Recientemente se confirmó la presencia del gusano barrenador en el municipio de Sabinas Hidalgo, en la parte norte de Nuevo León, a menos de 70 millas de la frontera con Texas. Este hallazgo representa la detección más al norte en el país durante la actual temporada de brotes y genera preocupación entre las autoridades y la industria ganadera, dado su potencial impacto en la salud del ganado.
El animal afectado fue una becerra de aproximadamente ocho meses, trasladada a un corral de engorda en la misma región. La inspección preliminar del Sistema Nacional de Sanidad e Inocuidad Agroalimentaria señala que la origen del ejemplar proviene de una zona del sur de México, donde anteriormente se habían reportado casos más al sur, particularmente en estados como Veracruz y Chiapas. La detección en Nuevo León evidencia la rápida expansión de esta plaga, que puede causar dañoss severos en los animales afectados y afectar la economía de los productores rurales.

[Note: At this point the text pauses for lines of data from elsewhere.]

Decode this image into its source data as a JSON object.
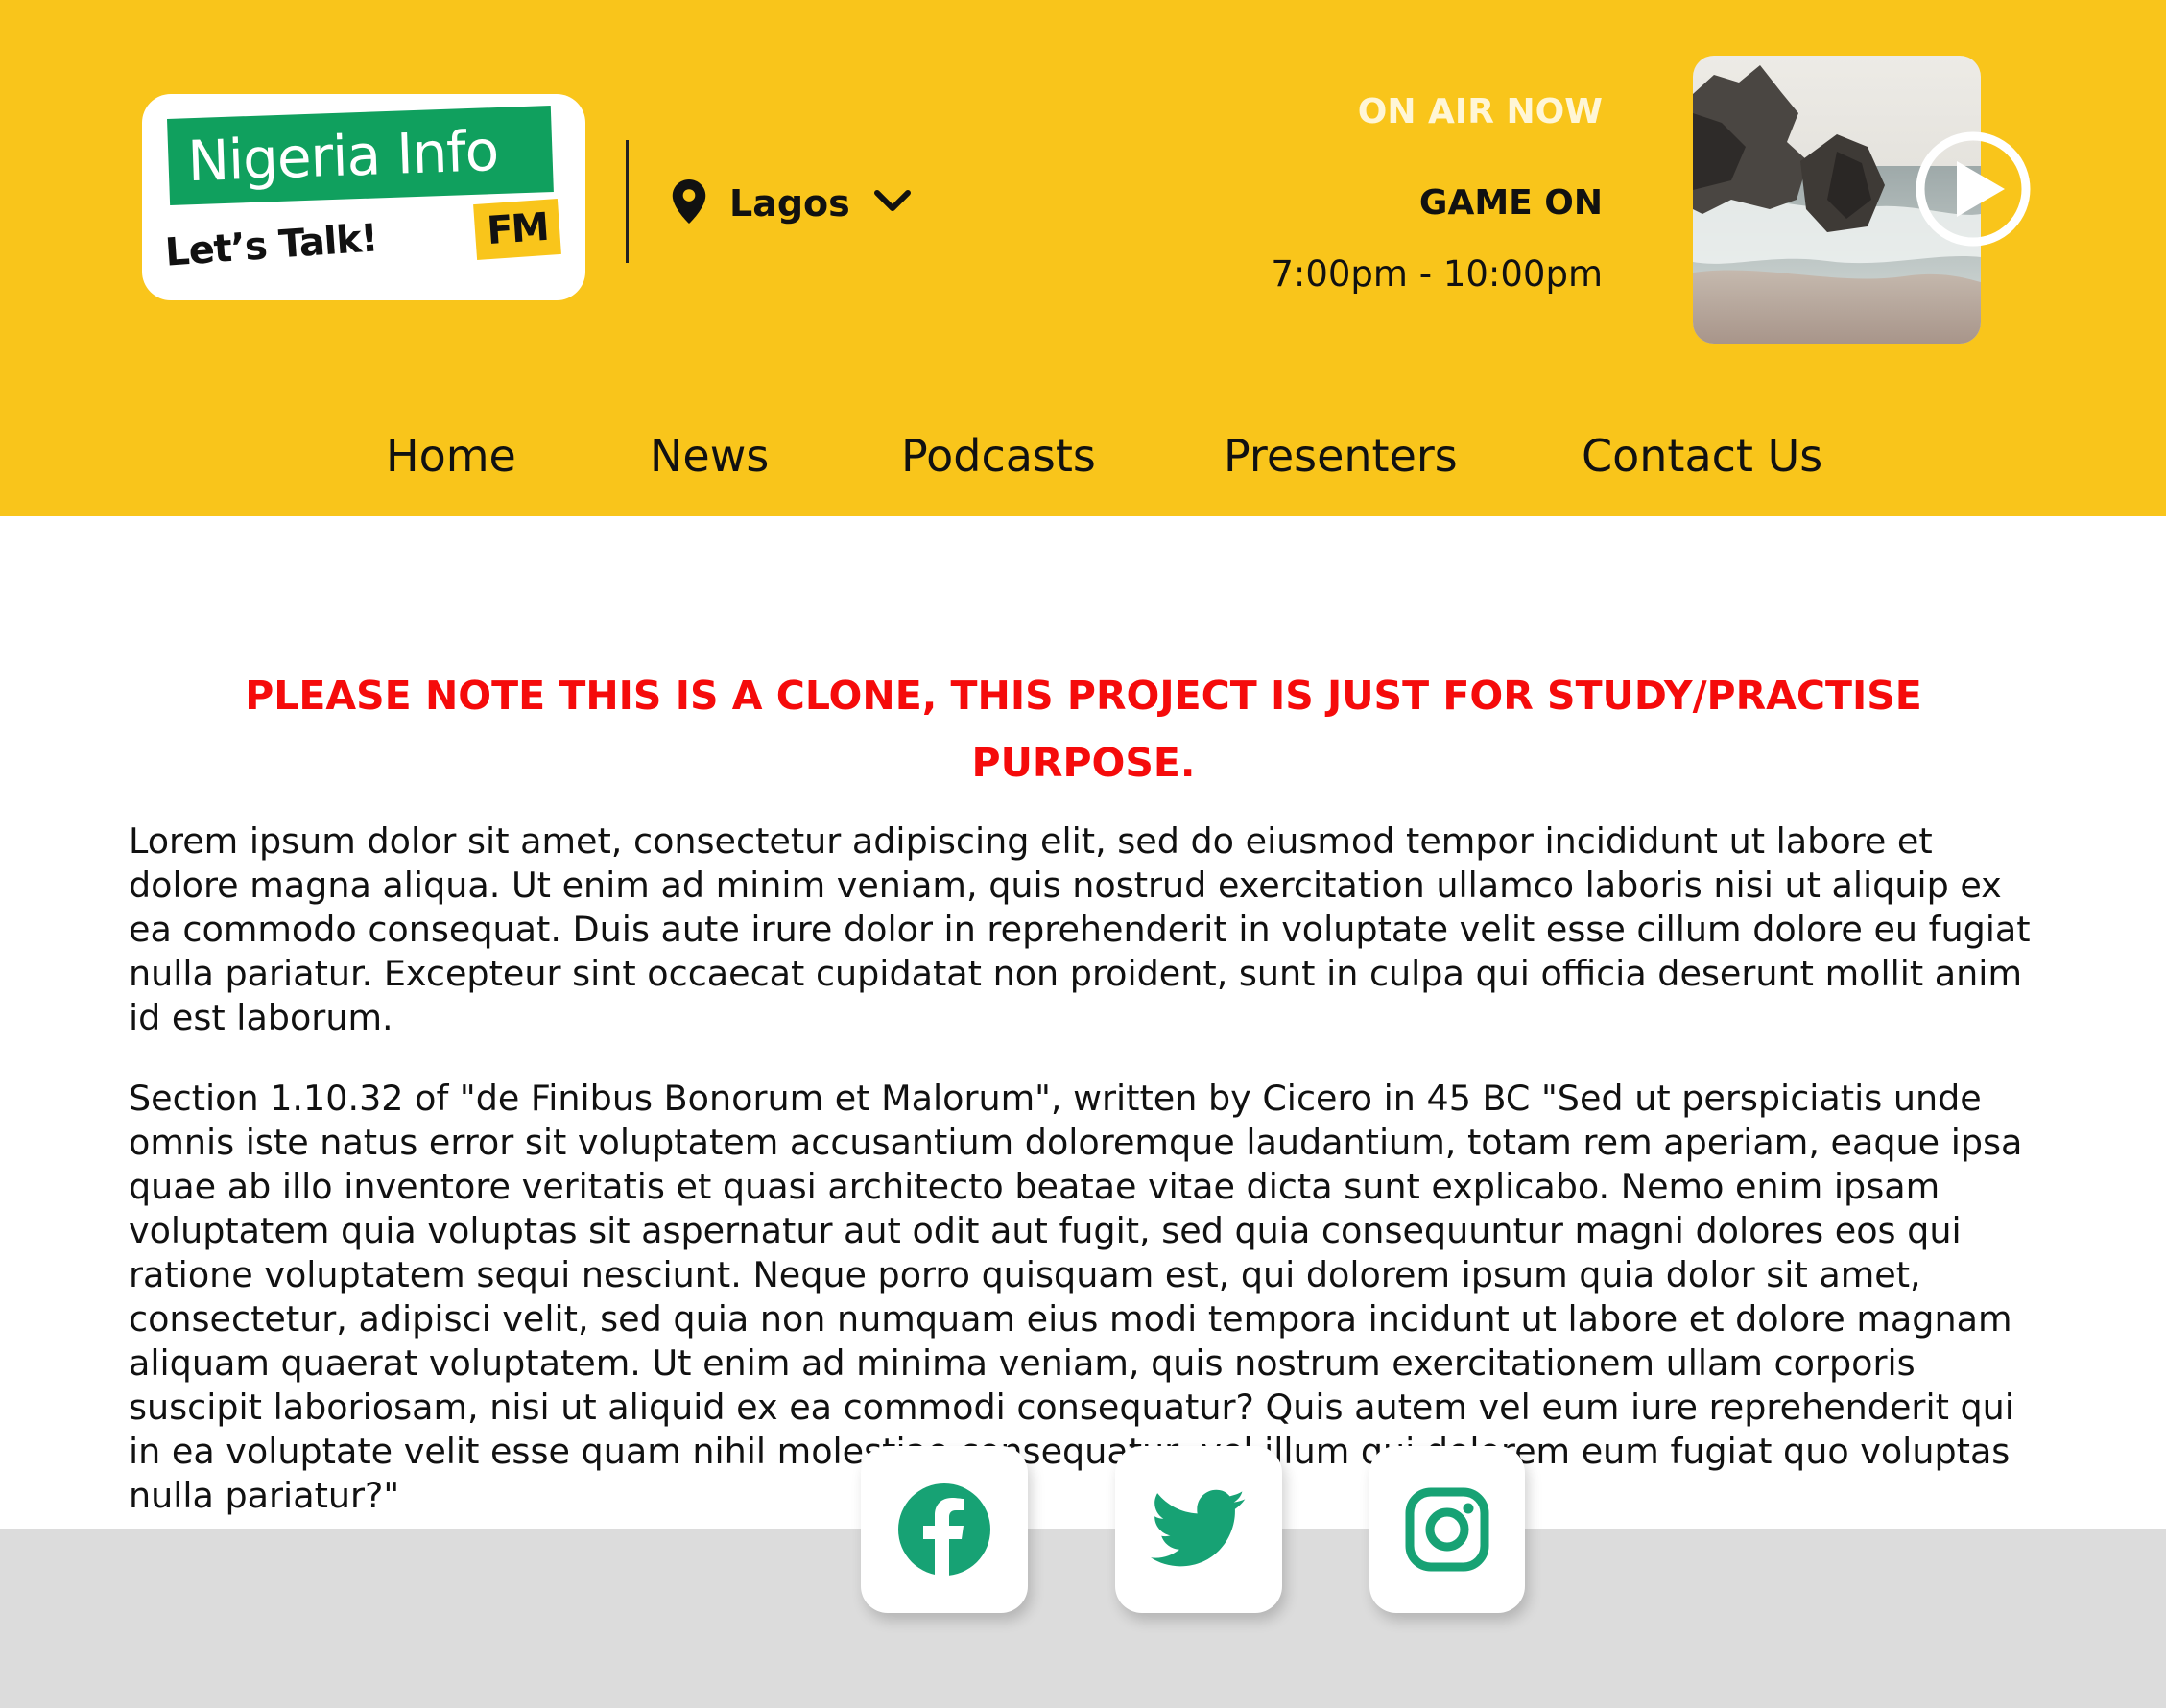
{
  "colors": {
    "header_bg": "#F9C51B",
    "brand_green": "#10A05E",
    "notice_red": "#F50B0B",
    "footer_bg": "#DCDCDC",
    "social_icon": "#17A274"
  },
  "logo": {
    "title": "Nigeria Info",
    "tagline": "Let’s Talk!",
    "badge": "FM"
  },
  "location": {
    "icon": "map-pin-icon",
    "label": "Lagos",
    "dropdown_icon": "chevron-down-icon"
  },
  "on_air": {
    "label": "ON AIR NOW",
    "show_name": "GAME ON",
    "time": "7:00pm - 10:00pm",
    "play_icon": "play-circle-icon"
  },
  "nav": {
    "items": [
      {
        "label": "Home"
      },
      {
        "label": "News"
      },
      {
        "label": "Podcasts"
      },
      {
        "label": "Presenters"
      },
      {
        "label": "Contact Us"
      }
    ]
  },
  "main": {
    "notice": "PLEASE NOTE THIS IS A CLONE, THIS PROJECT IS JUST FOR STUDY/PRACTISE PURPOSE.",
    "paragraphs": [
      "Lorem ipsum dolor sit amet, consectetur adipiscing elit, sed do eiusmod tempor incididunt ut labore et dolore magna aliqua. Ut enim ad minim veniam, quis nostrud exercitation ullamco laboris nisi ut aliquip ex ea commodo consequat. Duis aute irure dolor in reprehenderit in voluptate velit esse cillum dolore eu fugiat nulla pariatur. Excepteur sint occaecat cupidatat non proident, sunt in culpa qui officia deserunt mollit anim id est laborum.",
      "Section 1.10.32 of \"de Finibus Bonorum et Malorum\", written by Cicero in 45 BC \"Sed ut perspiciatis unde omnis iste natus error sit voluptatem accusantium doloremque laudantium, totam rem aperiam, eaque ipsa quae ab illo inventore veritatis et quasi architecto beatae vitae dicta sunt explicabo. Nemo enim ipsam voluptatem quia voluptas sit aspernatur aut odit aut fugit, sed quia consequuntur magni dolores eos qui ratione voluptatem sequi nesciunt. Neque porro quisquam est, qui dolorem ipsum quia dolor sit amet, consectetur, adipisci velit, sed quia non numquam eius modi tempora incidunt ut labore et dolore magnam aliquam quaerat voluptatem. Ut enim ad minima veniam, quis nostrum exercitationem ullam corporis suscipit laboriosam, nisi ut aliquid ex ea commodi consequatur? Quis autem vel eum iure reprehenderit qui in ea voluptate velit esse quam nihil molestiae consequatur, vel illum qui dolorem eum fugiat quo voluptas nulla pariatur?\""
    ]
  },
  "social": [
    {
      "icon": "facebook-icon"
    },
    {
      "icon": "twitter-icon"
    },
    {
      "icon": "instagram-icon"
    }
  ]
}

El avance del gusano barrenador en territorio mexicano incrementa la vulnerabilidad de la región ante posibles importaciones y movimientos de ganado, especialmente al considerar que Estados Unidos mantiene cerrados sus puertos a la entrada de bovinos, bisontes y caballos de origen mexicano como medida preventiva. La coordinación entre México y Estados Unidos para implementar acciones conjuntas se vuelve esencial para frenar la dispersión del insecto y proteger la salud del sector ganadero en ambos países.
Contextualmente, la detección en Nuevo León representa un cambio en la dispersión geográfica de la plaga, que en meses anteriores se centraba en zonas del sureste mexicano. La expansión evidencia la necesidad de reforzar los programas de vigilancia, control y cumplimiento del Plan de Acción Conjunto México-Estados Unidos para controlar el gusano barrenador y evitar que avance hacia áreas más vulnerables del norte.